Ainsi, la bonne volonté dans l'exécution de ses obligations n'étant pas démontrée par la partie demanderesse, il n'y a pas lieu d'accorder les délais sollicités.
En conséquence, la demande de délais à expulsion sera rejetée.
Les dépens sont à la charge de la partie perdante, à savoir la partie demanderesse.
L'équité ne commande pas de faire application de l'article 700 du code de procédure civile.

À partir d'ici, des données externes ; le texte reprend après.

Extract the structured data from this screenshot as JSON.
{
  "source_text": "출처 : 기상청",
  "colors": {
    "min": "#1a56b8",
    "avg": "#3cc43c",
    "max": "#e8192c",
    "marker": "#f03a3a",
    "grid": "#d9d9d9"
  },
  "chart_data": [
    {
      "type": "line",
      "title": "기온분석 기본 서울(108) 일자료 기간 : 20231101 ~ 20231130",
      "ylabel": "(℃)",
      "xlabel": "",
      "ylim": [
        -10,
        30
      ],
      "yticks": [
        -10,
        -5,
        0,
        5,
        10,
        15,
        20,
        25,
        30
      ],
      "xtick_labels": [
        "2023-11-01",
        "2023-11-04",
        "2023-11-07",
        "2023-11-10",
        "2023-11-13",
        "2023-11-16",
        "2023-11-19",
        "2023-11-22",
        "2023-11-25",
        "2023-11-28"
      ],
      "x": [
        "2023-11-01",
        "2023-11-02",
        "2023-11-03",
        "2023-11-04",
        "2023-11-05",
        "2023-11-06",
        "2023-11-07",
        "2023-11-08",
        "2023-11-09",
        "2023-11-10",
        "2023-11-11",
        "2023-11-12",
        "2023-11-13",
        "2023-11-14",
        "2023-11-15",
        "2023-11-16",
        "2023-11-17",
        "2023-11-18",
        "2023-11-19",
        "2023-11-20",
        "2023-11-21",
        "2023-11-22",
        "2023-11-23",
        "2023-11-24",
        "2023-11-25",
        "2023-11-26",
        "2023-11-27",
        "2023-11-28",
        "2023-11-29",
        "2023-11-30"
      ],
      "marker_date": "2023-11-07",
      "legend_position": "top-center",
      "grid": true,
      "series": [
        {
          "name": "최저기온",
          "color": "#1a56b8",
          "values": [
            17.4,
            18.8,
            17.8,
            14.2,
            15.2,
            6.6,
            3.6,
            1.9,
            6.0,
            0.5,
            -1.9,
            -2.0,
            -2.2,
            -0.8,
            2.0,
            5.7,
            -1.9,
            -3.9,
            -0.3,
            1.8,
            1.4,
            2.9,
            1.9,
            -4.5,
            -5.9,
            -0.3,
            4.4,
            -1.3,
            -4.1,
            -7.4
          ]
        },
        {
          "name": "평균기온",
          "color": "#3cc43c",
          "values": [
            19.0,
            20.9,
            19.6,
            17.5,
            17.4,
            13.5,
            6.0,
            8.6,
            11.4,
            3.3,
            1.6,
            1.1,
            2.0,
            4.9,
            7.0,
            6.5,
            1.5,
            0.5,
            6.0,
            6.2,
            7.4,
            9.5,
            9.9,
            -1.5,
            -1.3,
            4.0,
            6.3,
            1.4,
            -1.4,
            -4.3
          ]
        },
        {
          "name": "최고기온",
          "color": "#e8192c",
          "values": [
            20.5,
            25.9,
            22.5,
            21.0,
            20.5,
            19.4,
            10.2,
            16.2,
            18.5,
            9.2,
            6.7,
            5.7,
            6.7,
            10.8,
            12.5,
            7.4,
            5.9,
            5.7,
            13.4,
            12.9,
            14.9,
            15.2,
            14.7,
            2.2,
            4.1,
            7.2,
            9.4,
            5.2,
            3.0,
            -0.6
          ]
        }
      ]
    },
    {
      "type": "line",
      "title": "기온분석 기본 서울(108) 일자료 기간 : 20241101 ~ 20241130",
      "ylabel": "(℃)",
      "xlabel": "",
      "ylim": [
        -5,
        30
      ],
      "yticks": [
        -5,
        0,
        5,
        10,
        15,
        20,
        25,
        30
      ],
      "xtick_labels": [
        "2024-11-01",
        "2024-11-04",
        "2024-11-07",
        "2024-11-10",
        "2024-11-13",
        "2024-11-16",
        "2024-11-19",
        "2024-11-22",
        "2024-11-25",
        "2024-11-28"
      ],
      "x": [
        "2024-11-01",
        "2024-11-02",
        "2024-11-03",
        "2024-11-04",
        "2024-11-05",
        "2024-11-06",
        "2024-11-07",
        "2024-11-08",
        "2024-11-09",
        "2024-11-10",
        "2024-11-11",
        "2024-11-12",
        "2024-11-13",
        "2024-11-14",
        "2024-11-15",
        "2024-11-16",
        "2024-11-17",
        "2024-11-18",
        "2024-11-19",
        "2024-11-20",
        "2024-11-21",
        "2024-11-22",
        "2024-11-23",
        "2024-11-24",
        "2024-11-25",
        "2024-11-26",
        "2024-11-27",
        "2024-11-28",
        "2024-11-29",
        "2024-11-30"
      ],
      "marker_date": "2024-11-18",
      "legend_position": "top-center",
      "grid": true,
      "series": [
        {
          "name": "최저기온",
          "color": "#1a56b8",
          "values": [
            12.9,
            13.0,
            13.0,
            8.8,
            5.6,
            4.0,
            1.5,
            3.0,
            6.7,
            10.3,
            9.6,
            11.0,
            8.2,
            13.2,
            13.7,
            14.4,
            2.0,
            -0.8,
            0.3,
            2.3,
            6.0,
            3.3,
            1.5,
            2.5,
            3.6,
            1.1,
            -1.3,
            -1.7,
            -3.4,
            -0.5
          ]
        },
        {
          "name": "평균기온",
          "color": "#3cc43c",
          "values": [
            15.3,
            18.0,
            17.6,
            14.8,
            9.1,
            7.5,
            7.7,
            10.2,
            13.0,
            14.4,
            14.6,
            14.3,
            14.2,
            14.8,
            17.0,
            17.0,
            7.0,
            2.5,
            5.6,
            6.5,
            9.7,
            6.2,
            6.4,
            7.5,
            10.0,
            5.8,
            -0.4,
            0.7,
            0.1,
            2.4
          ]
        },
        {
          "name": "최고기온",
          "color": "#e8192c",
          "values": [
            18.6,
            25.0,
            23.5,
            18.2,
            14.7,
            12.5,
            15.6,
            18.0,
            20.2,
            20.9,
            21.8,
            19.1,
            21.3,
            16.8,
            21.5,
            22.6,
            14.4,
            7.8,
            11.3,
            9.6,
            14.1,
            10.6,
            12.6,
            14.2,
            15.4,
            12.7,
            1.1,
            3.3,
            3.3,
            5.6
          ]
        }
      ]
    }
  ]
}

Il est rappelé que la présente décision est de plein droit exécutoire par provision.
PAR CES MOTIFS
Le juge de l'exécution, statuant par jugement contradictoire, mis à disposition au greffe et rendu à charge d'appel :
DÉBOUTE Madame [R] [E] épouse [M] de ses demandes;
DIT n'y avoir lieu à application de l'article 700 du code de procédure civile;
CONDAMNE Madame [R] [E] épouse [M] aux dépens;
RAPPELLE que la présente décision est de plein droit exécutoire par provision.
Ainsi jugé et prononcé au Tribunal judiciaire d'EVRY, le VINGT SEPT AOUT DEUX MIL VINGT QUATRE.